Ein Teufelskreis? Zumindest wissen wir dank der Carsharing-Gemeinschaft und dem beliebten Couchsurfing-Modell, die ein ähnliches Konzept anbieten wie Airbnb und Uber, dass auch letztere im Grundgedanken gut sind. Es gibt also noch Hoffnung für die Sharing-Economy. Die ersten Schritte zu einem besseren Teilen sind getan. Aber: Wenn Wien und Berlin Gesetze zur Kurzzeitvermietung erlassen, hilft das den Bewohnern in Barcelona nur wenig. Auch die Betreiber der Plattformen verstecken sich schon zu lange hinter dem Deckmantel, „reine Technologieanbieter“ zu sein. Dabei ist es doch ihr eigenes Konzept: Das Teilen. Geteilt werden sollte dann wirklich alles. Auch die Verantwortung.
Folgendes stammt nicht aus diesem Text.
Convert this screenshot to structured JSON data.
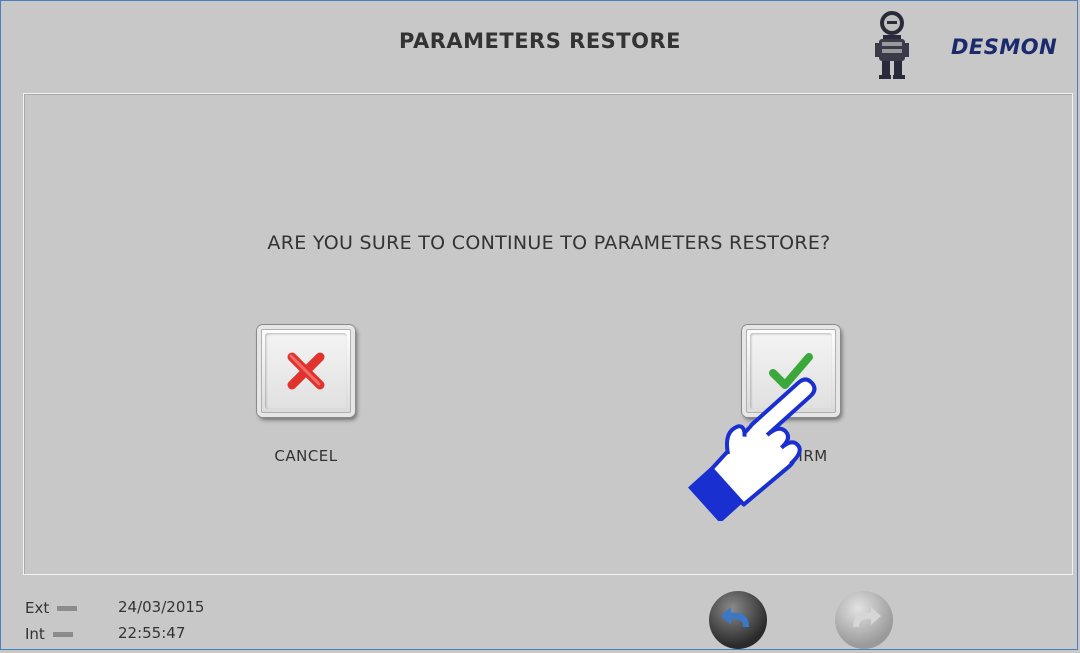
{
  "header": {
    "title": "PARAMETERS RESTORE",
    "brand": "DESMON"
  },
  "dialog": {
    "question": "ARE YOU SURE TO CONTINUE TO PARAMETERS RESTORE?",
    "cancel_label": "CANCEL",
    "confirm_label": "CONFIRM"
  },
  "footer": {
    "ext_label": "Ext",
    "int_label": "Int",
    "date": "24/03/2015",
    "time": "22:55:47"
  },
  "colors": {
    "cancel": "#e0332e",
    "confirm": "#3aa83a",
    "brand": "#1a2a6c",
    "back_button": "#3a78c8",
    "hand_outline": "#1a2fd0"
  },
  "icons": {
    "cancel": "x-icon",
    "confirm": "check-icon",
    "back": "back-arrow-icon",
    "forward": "forward-arrow-icon",
    "pointer": "pointing-hand-icon"
  }
}
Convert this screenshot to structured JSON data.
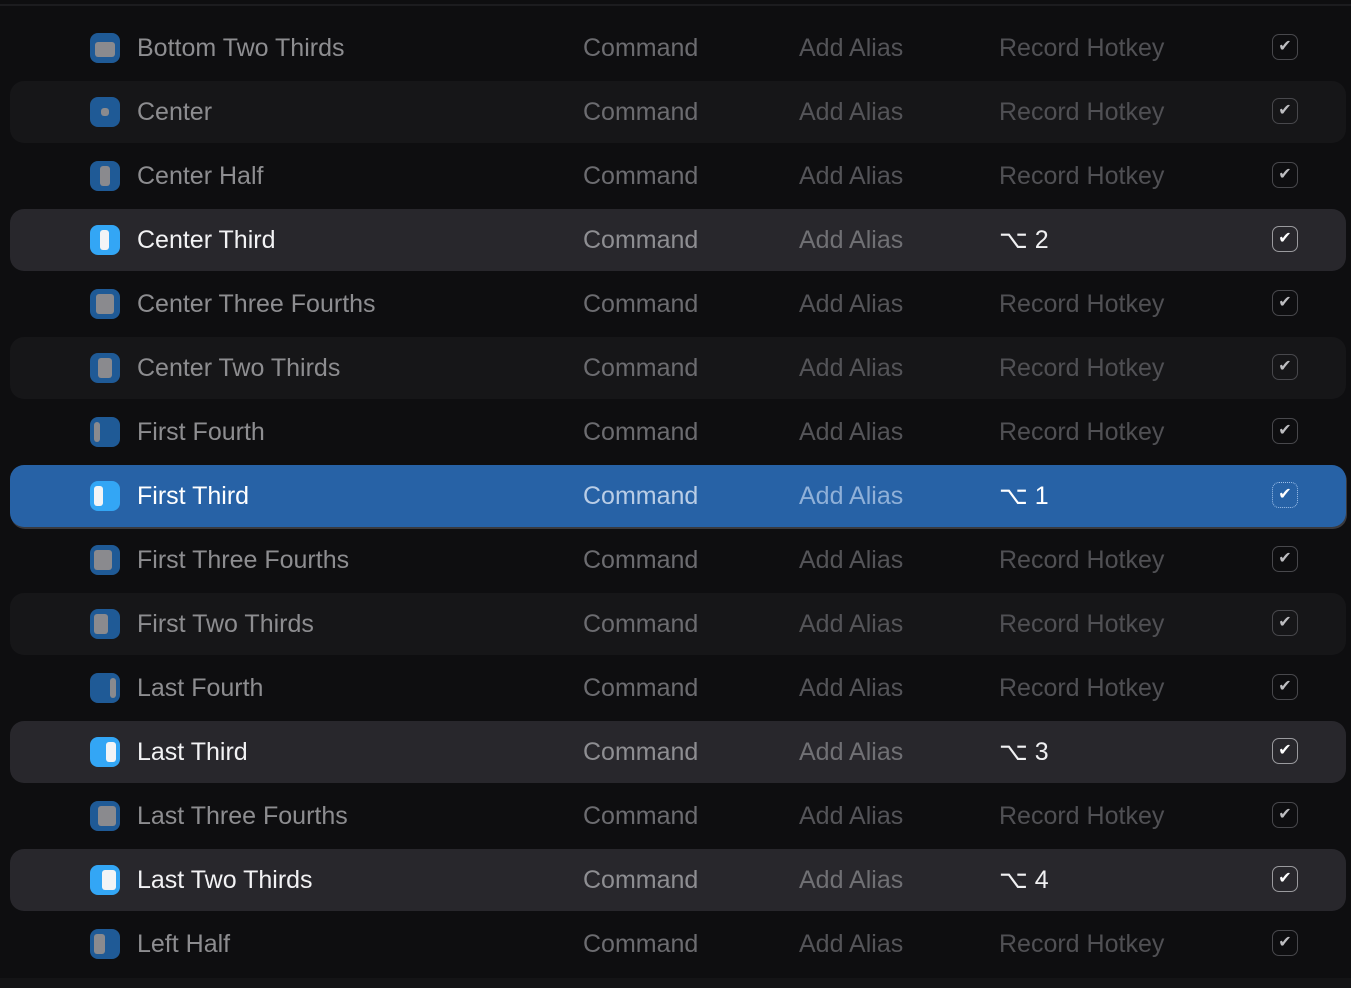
{
  "colors": {
    "background": "#0e0e10",
    "selected": "#2762a6",
    "active_row": "#28272c",
    "icon_blue": "#33a6f5"
  },
  "columns": {
    "command": "Command",
    "alias": "Add Alias",
    "record": "Record Hotkey"
  },
  "rows": [
    {
      "name": "Bottom Two Thirds",
      "icon": "bottom-two-thirds",
      "hotkey": "Record Hotkey",
      "state": "normal",
      "enabled": true
    },
    {
      "name": "Center",
      "icon": "center",
      "hotkey": "Record Hotkey",
      "state": "alt",
      "enabled": true
    },
    {
      "name": "Center Half",
      "icon": "center-half",
      "hotkey": "Record Hotkey",
      "state": "normal",
      "enabled": true
    },
    {
      "name": "Center Third",
      "icon": "center-third",
      "hotkey": "⌥ 2",
      "state": "active",
      "enabled": true
    },
    {
      "name": "Center Three Fourths",
      "icon": "center-three-fourths",
      "hotkey": "Record Hotkey",
      "state": "normal",
      "enabled": true
    },
    {
      "name": "Center Two Thirds",
      "icon": "center-two-thirds",
      "hotkey": "Record Hotkey",
      "state": "alt",
      "enabled": true
    },
    {
      "name": "First Fourth",
      "icon": "first-fourth",
      "hotkey": "Record Hotkey",
      "state": "normal",
      "enabled": true
    },
    {
      "name": "First Third",
      "icon": "first-third",
      "hotkey": "⌥ 1",
      "state": "selected",
      "enabled": true
    },
    {
      "name": "First Three Fourths",
      "icon": "first-three-fourths",
      "hotkey": "Record Hotkey",
      "state": "normal",
      "enabled": true
    },
    {
      "name": "First Two Thirds",
      "icon": "first-two-thirds",
      "hotkey": "Record Hotkey",
      "state": "alt",
      "enabled": true
    },
    {
      "name": "Last Fourth",
      "icon": "last-fourth",
      "hotkey": "Record Hotkey",
      "state": "normal",
      "enabled": true
    },
    {
      "name": "Last Third",
      "icon": "last-third",
      "hotkey": "⌥ 3",
      "state": "active",
      "enabled": true
    },
    {
      "name": "Last Three Fourths",
      "icon": "last-three-fourths",
      "hotkey": "Record Hotkey",
      "state": "normal",
      "enabled": true
    },
    {
      "name": "Last Two Thirds",
      "icon": "last-two-thirds",
      "hotkey": "⌥ 4",
      "state": "active",
      "enabled": true
    },
    {
      "name": "Left Half",
      "icon": "left-half",
      "hotkey": "Record Hotkey",
      "state": "normal",
      "enabled": true
    }
  ]
}
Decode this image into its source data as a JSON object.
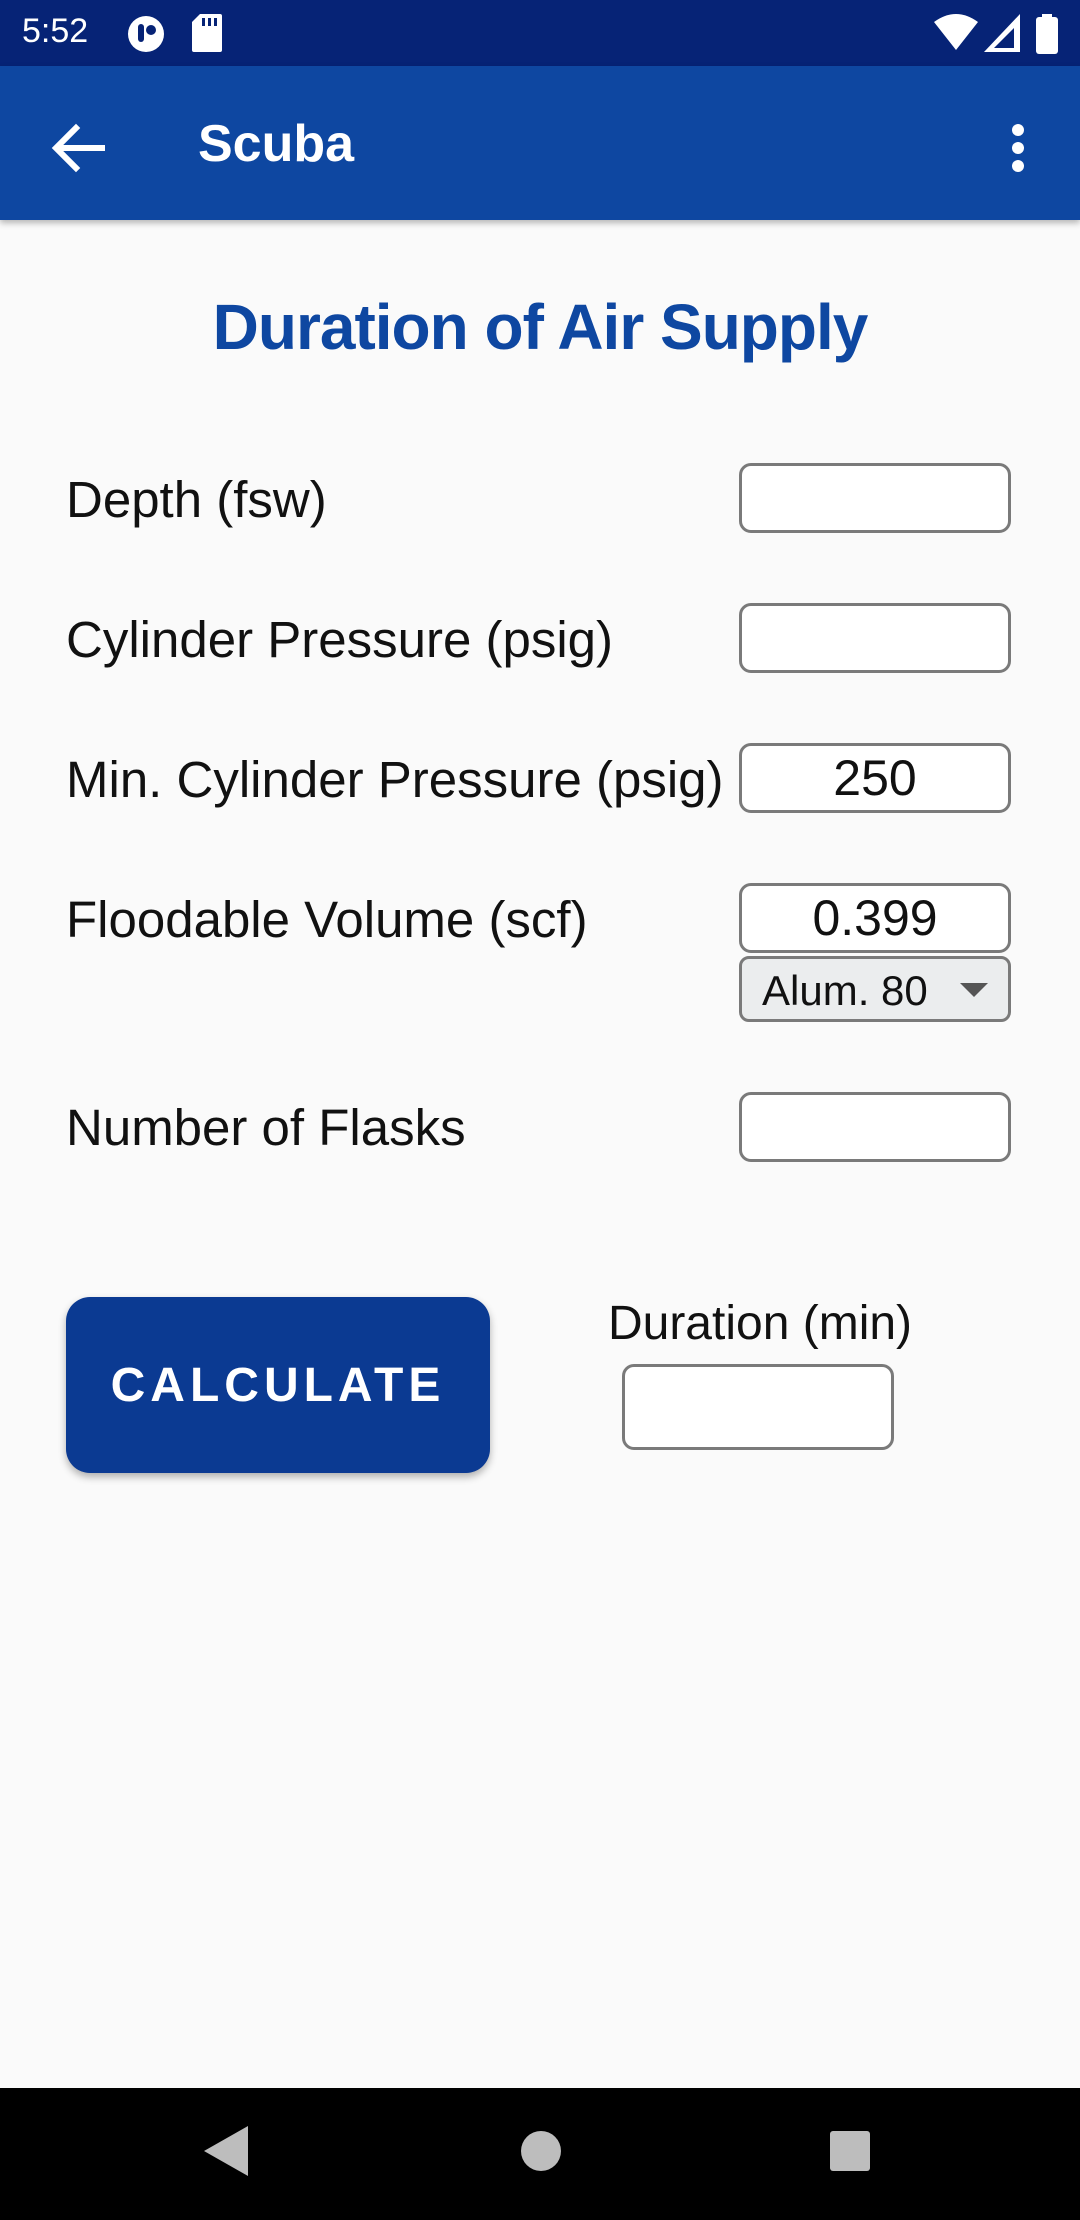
{
  "status_bar": {
    "time": "5:52",
    "icons": [
      "app-notification-icon",
      "sd-card-icon",
      "wifi-icon",
      "signal-icon",
      "battery-icon"
    ]
  },
  "app_bar": {
    "title": "Scuba",
    "back_icon": "arrow-back-icon",
    "menu_icon": "more-vert-icon"
  },
  "form": {
    "title": "Duration of Air Supply",
    "fields": [
      {
        "label": "Depth (fsw)",
        "value": ""
      },
      {
        "label": "Cylinder Pressure (psig)",
        "value": ""
      },
      {
        "label": "Min. Cylinder Pressure (psig)",
        "value": "250"
      },
      {
        "label": "Floodable Volume (scf)",
        "value": "0.399"
      },
      {
        "label": "Number of Flasks",
        "value": ""
      }
    ],
    "cylinder_select": {
      "selected": "Alum. 80"
    },
    "calculate_label": "CALCULATE",
    "duration": {
      "label": "Duration (min)",
      "value": ""
    }
  },
  "colors": {
    "status_bar": "#062376",
    "app_bar": "#0e47a1",
    "title": "#0e47a1",
    "button": "#0b3a92"
  }
}
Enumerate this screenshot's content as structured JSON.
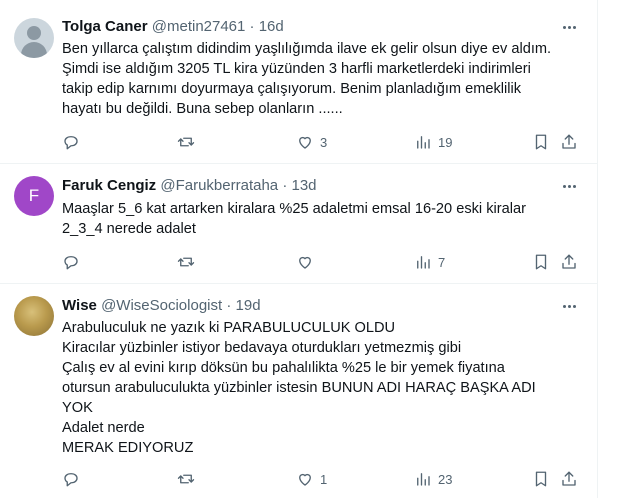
{
  "tweets": [
    {
      "name": "Tolga Caner",
      "handle": "@metin27461",
      "dot": "·",
      "time": "16d",
      "lines": [
        "Ben yıllarca çalıştım didindim yaşlılığımda ilave ek gelir olsun diye ev aldım.",
        "Şimdi ise aldığım 3205 TL kira yüzünden 3 harfli marketlerdeki indirimleri",
        "takip edip karnımı doyurmaya çalışıyorum. Benim planladığım emeklilik",
        "hayatı bu değildi. Buna sebep olanların ......"
      ],
      "replies": "",
      "retweets": "",
      "likes": "3",
      "views": "19"
    },
    {
      "avatar_letter": "F",
      "name": "Faruk Cengiz",
      "handle": "@Farukberrataha",
      "dot": "·",
      "time": "13d",
      "lines": [
        "Maaşlar 5_6 kat artarken kiralara %25 adaletmi emsal 16-20 eski kiralar",
        "2_3_4 nerede adalet"
      ],
      "replies": "",
      "retweets": "",
      "likes": "",
      "views": "7"
    },
    {
      "name": "Wise",
      "handle": "@WiseSociologist",
      "dot": "·",
      "time": "19d",
      "lines": [
        "Arabuluculuk ne yazık ki PARABULUCULUK OLDU",
        "Kiracılar yüzbinler istiyor bedavaya oturdukları yetmezmiş gibi",
        "Çalış ev al evini kırıp döksün bu pahalılikta %25 le bir yemek fiyatına",
        "otursun arabuluculukta yüzbinler istesin BUNUN ADI HARAÇ BAŞKA ADI",
        "YOK",
        "Adalet nerde",
        "MERAK EDIYORUZ"
      ],
      "replies": "",
      "retweets": "",
      "likes": "1",
      "views": "23"
    }
  ],
  "colors": {
    "text": "#0f1419",
    "secondary": "#536471",
    "divider": "#eff3f4",
    "avatar_letter_bg": "#a047c8"
  },
  "icons": [
    "reply-icon",
    "retweet-icon",
    "like-icon",
    "views-icon",
    "bookmark-icon",
    "share-icon",
    "more-icon"
  ]
}
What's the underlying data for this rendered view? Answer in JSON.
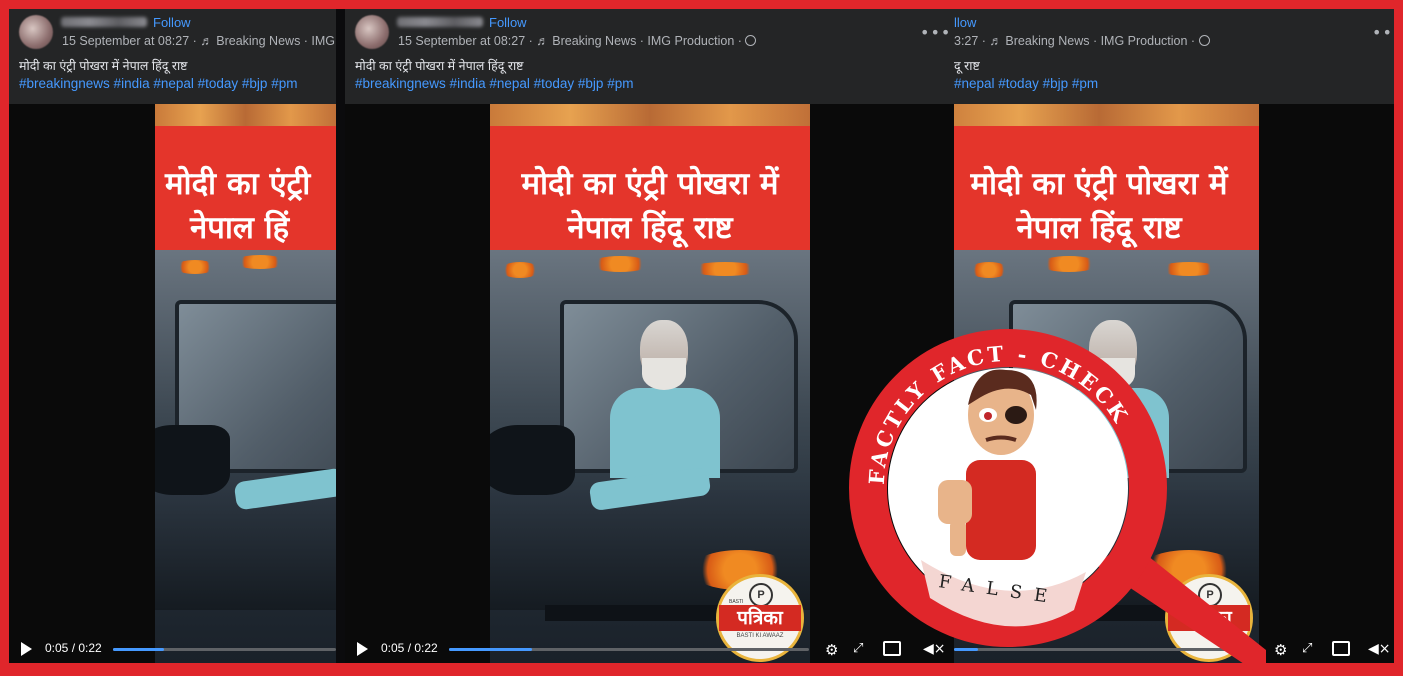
{
  "post": {
    "follow_label": "Follow",
    "meta": "15 September at 08:27 · ♬ Breaking News · IMG Production · ",
    "meta_left": "15 September at 08:27 · ♬ Breaking News · IMG",
    "meta_right": "3:27 · ♬ Breaking News · IMG Production · ",
    "follow_right": "llow",
    "caption": "मोदी का एंट्री पोखरा में नेपाल हिंदू राष्ट",
    "caption_right": "दू राष्ट",
    "hashtags": "#breakingnews #india #nepal #today #bjp #pm",
    "hashtags_right": "#nepal #today #bjp #pm",
    "more_label": "•••"
  },
  "video": {
    "banner_line1": "मोदी का एंट्री पोखरा में",
    "banner_line2": "नेपाल हिंदू राष्ट",
    "banner_line1_left": "मोदी का एंट्री",
    "banner_line2_left": "नेपाल हिं",
    "time": "0:05 / 0:22",
    "progress": 0.23
  },
  "logo": {
    "brand": "पत्रिका",
    "letter": "P",
    "tagline": "BASTI KI AWAAZ",
    "basti": "BASTI"
  },
  "stamp": {
    "ring_text": "FACTLY FACT - CHECK",
    "verdict": "FALSE",
    "colors": {
      "red": "#e0262b",
      "verdict_bg": "#f4d6d2"
    }
  },
  "icons": [
    "play-icon",
    "settings-icon",
    "fullscreen-icon",
    "pip-icon",
    "mute-icon",
    "more-icon",
    "globe-icon",
    "music-note-icon"
  ]
}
Plattformen bereichern sich an den von anderen erbrachten Leistungen, weisen aber gleichzeitig jede Verantwortung für ihre Angestellten von sich, denn sie sind ja „nur Vermittler”. Wichtige Errungenschaften wie Kündigungsschutz, Mindestlöhne, Arbeitsschutz und Arbeitszeitregeln bleiben somit auf der Strecke.
Verantwortung übernehmen heißt realistisch zu sein
Um Verantwortung übernehmen zu können, muss zuallererst Schluss sein mit der Schönrederei. Mit dem Ende des Kapitalismus hat die Sharing Economy nämlich nichts zu tun. Ganz und gar nichts. Es handelt sich zumeist um knallharte Geschäftsmodelle und die Digitalisierung schafft Schlupflöcher für noch mehr Kapital. Dieses Kapital stammt aus den Geldbeuteln derer, die es zumeist gut meinen. Die an einer guten Sache teilhaben wollen, an einer guten Idee.
Und jetzt? Ist das neue sozial, sich der Community abzuwenden? Muss man gleich zum Veganer werden, weil es Massentierhaltung gibt? Der Weg zu mehr Verantwortungsbewusstsein ist jedem selbst überlassen. Ein erster Schritt ist es schon, seine Milch beim Bauern des Vertrauens zu holen. Anders gesagt: Es geht darum, wachsam zu sein. Sharing ist Daring. Und zum Wachsam sein gehört auch, Begriffe wie neues Lebensgefühl, Welt des Teilens und eben Sharing Economy nur in dem Zusammenhang zu verwenden, in den es gehört – fernab von Habgier, Macht und Profit.